C.S. Lewis and the Imaginative Leader

As leaders, we can easily overdevelop our praxis and undervalue our selves. “Who am I?” however, proves infinitely more important than “How do I …?” If I am comfortable in my role as my self, then I will not pattern myself after the popular leader paradigm.

Instead, I will work in the confidence of my “baptized imagination” — a phrase C.S. Lewis used to describe his imagination post-conversion.

Lewis saw the world anew, a capacity he attributed to his Christian faith. And it was from that baptized imagination that great original works poured forth. Lewis said it was when he stopped striving to be a famous poet and started writing from a place of pure imaginative wonder that his work found success.

It is in the imaginative works of “The Lion, the Witch and the Wardrobe,” “The Screwtape Letters,” “Perelandra” and “Till We Have Faces” that we find an unhinged Lewis, an author writing from a place of pure delight, an author comfortable in his own skin.

On Dec. 14, 1944, Lewis gave the annual Commemoration Oration at King’s College, University of London.

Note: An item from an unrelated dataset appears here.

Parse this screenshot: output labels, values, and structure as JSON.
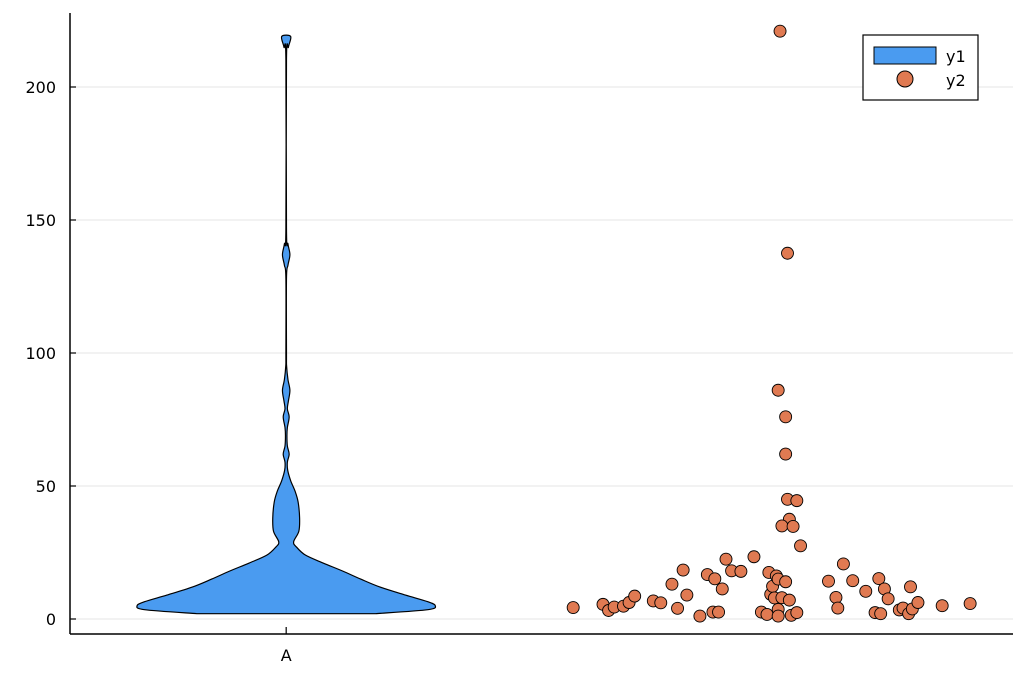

Lewis advised students to eschew the ambition to be in the “Inner Ring,” that exclusive circle of folks representing social and professional success.

Lewis warned that the lust for the “delicious sense of secret intimacy” will not satisfy. Eventually we will move on, desiring yet another “Inner Ring.”

He instead urged his audience of young students to become craftsmen — to put their heads down and concentrate on what they did best. The craftsman should surround himself with like-minded craftsmen, each given to the work as the final goal.

In doing so, the craftsman finds distinction among other craftsmen — the only circle that matters.

“This group,” said Lewis, “will by no means coincide with the Inner Ring or the Important People or the People in the Know.”

But the craftsman or artisan will enjoy the fruit that comes from doing good work within a particular profession. Suddenly, she will find herself on the inside of something quite extraordinary. She will be herself, doing what she does best because she has trusted in her ability unhindered by the expectations of the popular crowd.

The Inner Ring represents a status symbol many of us desire, but too often we sacrifice our true selves to gain entry. It’s this ambition to be someone we are not that Lewis was warning against.

Imaginative leadership, then, is leadership that springs from men and women who understand the power of “being yourself.”

Painting our faces

Imaginative leadership demands originality in the leader — a leader’s true quiddity, or essence.

L’École is a theater school led by the French master clown Philippe Gaulier. Gaulier instructs his students to stop playing roles and to discover the beauty found in playing — comfortably — their true selves.

Comfort with our true selves seems foundational to leadership, yet so many of us suffocate beneath a cultural veneer.

It takes a master clown to see through the clowning leader, because he understands that to lead imaginatively, we must find the confidence to be who we are.

Mimetic leadership is redundant leadership. The truly creative leader will lead with no one around, in the quiet of the focused self. Rayona Sharpnack, the founder and CEO of the Institute for Women’s Leadership, approaches leadership from the angle of self-discovery.

“It’s the being aspect of leadership,” says Sharpnack, “that enables breakthroughs in what people do and what they learn.”

Do not think that I am promoting egoism as a pathway to imaginative leadership. On the contrary, I am aiming at discovery — leading from the realized comfort of our true selves, a place where the “selfness,” as Lewis called it, so troublesome for the Christian leader, dies, and a holy and revived uniqueness springs up.

Imaginative bounty

In the final scene of “Perelandra,” Lewis’ second book in his Space Trilogy, the hero, Ransom, witnesses the “Great Dance,” a scene dripping with cosmic beauty in which five beings give speeches that explain the meaning of creation. Near the end of the sequence, one speaker says, “When He died in the Wounded World He died not for men, but for each man. If each man had been the only man made, He would have done no less.”

The distinction of God’s dying for each man, as opposed to all men, reveals each person’s infinite worth. Lewis goes on to describe the wonderful paradox that God “has immeasurable use for each thing that is made” yet “has no need at all of anything that is made,” such that God’s love is “born neither of your need nor of my deserving, but a plain bounty.”

It is within the confidence of God’s “plain bounty” that the leader finds her imaginative footing. There, she plays no roles, nor does she seek inclusion in the social Inner Rings of leadership thought and practice. Rather, she operates from the strength of her worth and relies on her innate inventiveness.

If we seek to be better leaders, more imaginative leaders, then we should not look for entry into the “Imaginative Leader Ring.” We should instead be on the lookout for a more open country — the kind of country Lewis found when he abandoned his pursuit of poetical greatness. It was a land teeming with witches and fauns, floating islands and demon letters, hidden beauty and resurrecting lions.

We should be looking for the bounty of an imagination reserved by God for the seeker of the true self.